Cameras follow a gendarme during his search, as some fifty mobile gendarmes from Gap examine ‘1.8 km of road’ in France on July 13, 2023.
He confirmed that Émile’s parents’ home in the southern town of La Bouilladisse, near Marseille, was searched by police on Monday.
The parents had lived in the house for a year, along with Émile and his baby sister, who was born earlier this year.
“They are a very traditional family, elevated Catholics who prefer the Latin Mass to the modern one,” another investigative source said. ‘The parents are passionate about the sacred music of the church.’
Police also revealed that there were at least 10 other family members in the Vernet home at the time of Émile’s disappearance.
A police source said: ‘A family gathering was taking place, with various aunts and uncles of the boy, of all ages, including some minors.
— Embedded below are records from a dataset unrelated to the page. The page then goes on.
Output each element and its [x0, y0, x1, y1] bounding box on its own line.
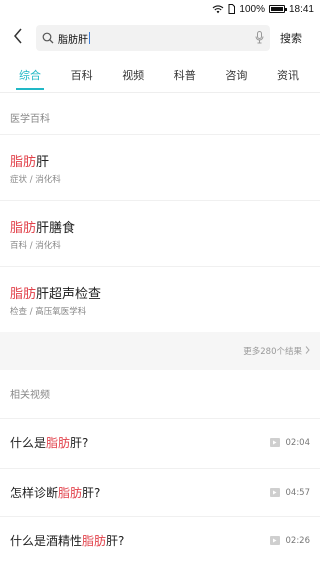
tab-encyclopedia[interactable]: 百科 — [60, 60, 104, 90]
list-item[interactable]: 脂肪肝 症状 / 消化科 — [0, 134, 320, 200]
wifi-icon — [212, 4, 224, 14]
video-title-suffix: 肝? — [82, 486, 101, 500]
result-title-highlight: 脂肪 — [10, 155, 37, 170]
back-button[interactable] — [0, 22, 36, 54]
result-title-rest: 肝膳食 — [36, 221, 76, 236]
search-bar: 脂肪肝 搜索 — [0, 22, 320, 54]
video-title-highlight: 脂肪 — [58, 486, 83, 500]
battery-icon — [268, 5, 287, 13]
search-query-rest: 肝 — [78, 34, 88, 46]
more-results-label: 更多280个结果 — [243, 347, 302, 357]
video-title-suffix: 肝? — [106, 534, 125, 548]
video-title-prefix: 怎样诊断 — [10, 486, 59, 500]
video-duration: 02:26 — [285, 535, 311, 546]
chevron-right-icon — [305, 345, 310, 357]
battery-percent: 100% — [239, 3, 265, 15]
microphone-icon[interactable] — [255, 29, 264, 48]
video-meta: 02:26 — [269, 535, 311, 546]
result-title-rest: 肝 — [36, 155, 50, 170]
video-duration: 04:57 — [285, 487, 311, 498]
result-subtitle: 百科 / 消化科 — [10, 241, 61, 251]
result-subtitle: 检查 / 高压氧医学科 — [10, 307, 87, 317]
video-title: 什么是酒精性脂肪肝? — [10, 532, 124, 549]
list-item[interactable]: 脂肪肝膳食 百科 / 消化科 — [0, 200, 320, 266]
video-meta: 02:04 — [269, 437, 311, 448]
video-title-prefix: 什么是 — [10, 436, 47, 450]
tab-video[interactable]: 视频 — [111, 60, 155, 90]
clock: 18:41 — [288, 3, 314, 15]
video-item[interactable]: 什么是脂肪肝? 02:04 — [0, 418, 320, 466]
tab-news[interactable]: 资讯 — [266, 60, 310, 90]
category-tabs: 综合 百科 视频 科普 咨询 资讯 — [0, 60, 320, 90]
video-meta: 04:57 — [269, 487, 311, 498]
video-title-highlight: 脂肪 — [46, 436, 71, 450]
video-title-highlight: 脂肪 — [82, 534, 107, 548]
sim-icon — [228, 4, 236, 14]
play-icon — [269, 536, 280, 545]
video-title: 什么是脂肪肝? — [10, 434, 88, 451]
play-icon — [269, 488, 280, 497]
video-duration: 02:04 — [285, 437, 311, 448]
videos-header: 相关视频 — [10, 389, 50, 401]
battery-level — [270, 7, 283, 11]
video-title-prefix: 什么是酒精性 — [10, 534, 83, 548]
more-results-link[interactable]: 更多280个结果 — [0, 332, 320, 370]
result-title: 脂肪肝膳食 — [10, 217, 75, 236]
tab-consultation[interactable]: 咨询 — [214, 60, 258, 90]
search-button[interactable]: 搜索 — [280, 22, 302, 54]
tab-popular-science[interactable]: 科普 — [163, 60, 207, 90]
result-title-highlight: 脂肪 — [10, 221, 37, 236]
text-cursor — [89, 32, 90, 44]
result-subtitle: 症状 / 消化科 — [10, 175, 61, 185]
result-title: 脂肪肝超声检查 — [10, 283, 101, 302]
tabs-divider — [0, 92, 320, 93]
result-title-rest: 肝超声检查 — [36, 287, 102, 302]
encyclopedia-header: 医学百科 — [10, 113, 50, 125]
video-title: 怎样诊断脂肪肝? — [10, 484, 100, 501]
tab-comprehensive[interactable]: 综合 — [8, 60, 52, 90]
back-arrow-icon — [13, 28, 23, 48]
status-bar: 100% 18:41 — [0, 0, 320, 18]
search-query-highlight: 脂肪 — [58, 34, 78, 46]
list-item[interactable]: 脂肪肝超声检查 检查 / 高压氧医学科 — [0, 266, 320, 332]
result-title-highlight: 脂肪 — [10, 287, 37, 302]
video-item[interactable]: 什么是酒精性脂肪肝? 02:26 — [0, 516, 320, 564]
search-query: 脂肪肝 — [58, 31, 251, 46]
search-icon — [42, 29, 54, 48]
play-icon — [269, 438, 280, 447]
search-input[interactable]: 脂肪肝 — [36, 25, 270, 51]
video-title-suffix: 肝? — [70, 436, 89, 450]
video-item[interactable]: 怎样诊断脂肪肝? 04:57 — [0, 468, 320, 516]
result-title: 脂肪肝 — [10, 151, 49, 170]
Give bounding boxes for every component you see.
Émile was seen on Saturday morning, along with other children.
The village was locked down by police on Tuesday, preventing anyone new from entering as phones were confiscated and houses searched.
Helicopters have broadcast the desperate voice of Émile’s mother across the mountainous region in an attempt to find her missing son “who was always chasing butterflies”.
Despite all this, Avon said: “At the moment we have no clue, no information, no element that can help us understand this disappearance.”
Avon made it clear that as the investigation continues, “no one is above suspicion.”
The saga is reminiscent of the BBC series The Missing, in which a young boy goes missing while on holiday with his family in France, only to be killed in a hit-and-run accident after chasing a fox.
Émile’s family are devout Catholics and have called on people to pray to Benoîte Rencurel, a French pastor who is said to have seen apparitions of the Virgin Mary from 1664 to 1718.

A walker passes in front of gendarmes who rest for a few moments before continuing with the raking on July 13

Volunteers take part in a search operation for Emile, two and a half years old, last seen on July 8.

Two gendarmes thoroughly search the surroundings of a house in search of the missing young man
Police have released a photo and description of Emile, who is almost four feet tall with brown eyes and blonde hair.
At the time of her disappearance, she was wearing a yellow T-shirt, white shorts with a green pattern, and walking shoes.
Meanwhile, Vernet residents have referred to the place as a cursed “town of the damned” due to its ties to the disaster.
In March 2015, Vernet was also cordoned off after a horrific plane crash that killed 150 people, including two babies.
The Germanwings Airbus A320 was deliberately shot down by co-pilot Andrés Lubitz, who had previously been treated for suicidal tendencies.
Many Vernet residents participated in the search for possible survivors in the high mountains at the time.
They also opened their homes to family and friends of those who perished in the disaster.
Vernet residents were also shocked by the murder of the manager of a local cafe in the village 15 years ago.
Jeannette Grosos, who ran the Café du Moulin, was brutally murdered by a patron in 2008.
Mayor François Balique said: “It was a real drama for the whole town, one that has had a hard time recovering.”
A Vernat resident said Wednesday: “Everyone says it: Vernet feels like a doomed town.”
The kind of phone trace methods police are now implementing in Vernet helped catch the killers of fellow British Anthony Ashley-Cooper, the 10th Earl of Shaftesbury, in a nearby field in 2005.
He disappeared in France in November 2004, before his lifeless body was found at the bottom of a ravine in the foothills of the Alps near Cannes.
Telephone triangulation then placed his estranged wife, Jamila M’Barek, and her brother, Mohamed M’Barek, in the area, and both were later convicted of Lord Shaftesbury’s murder.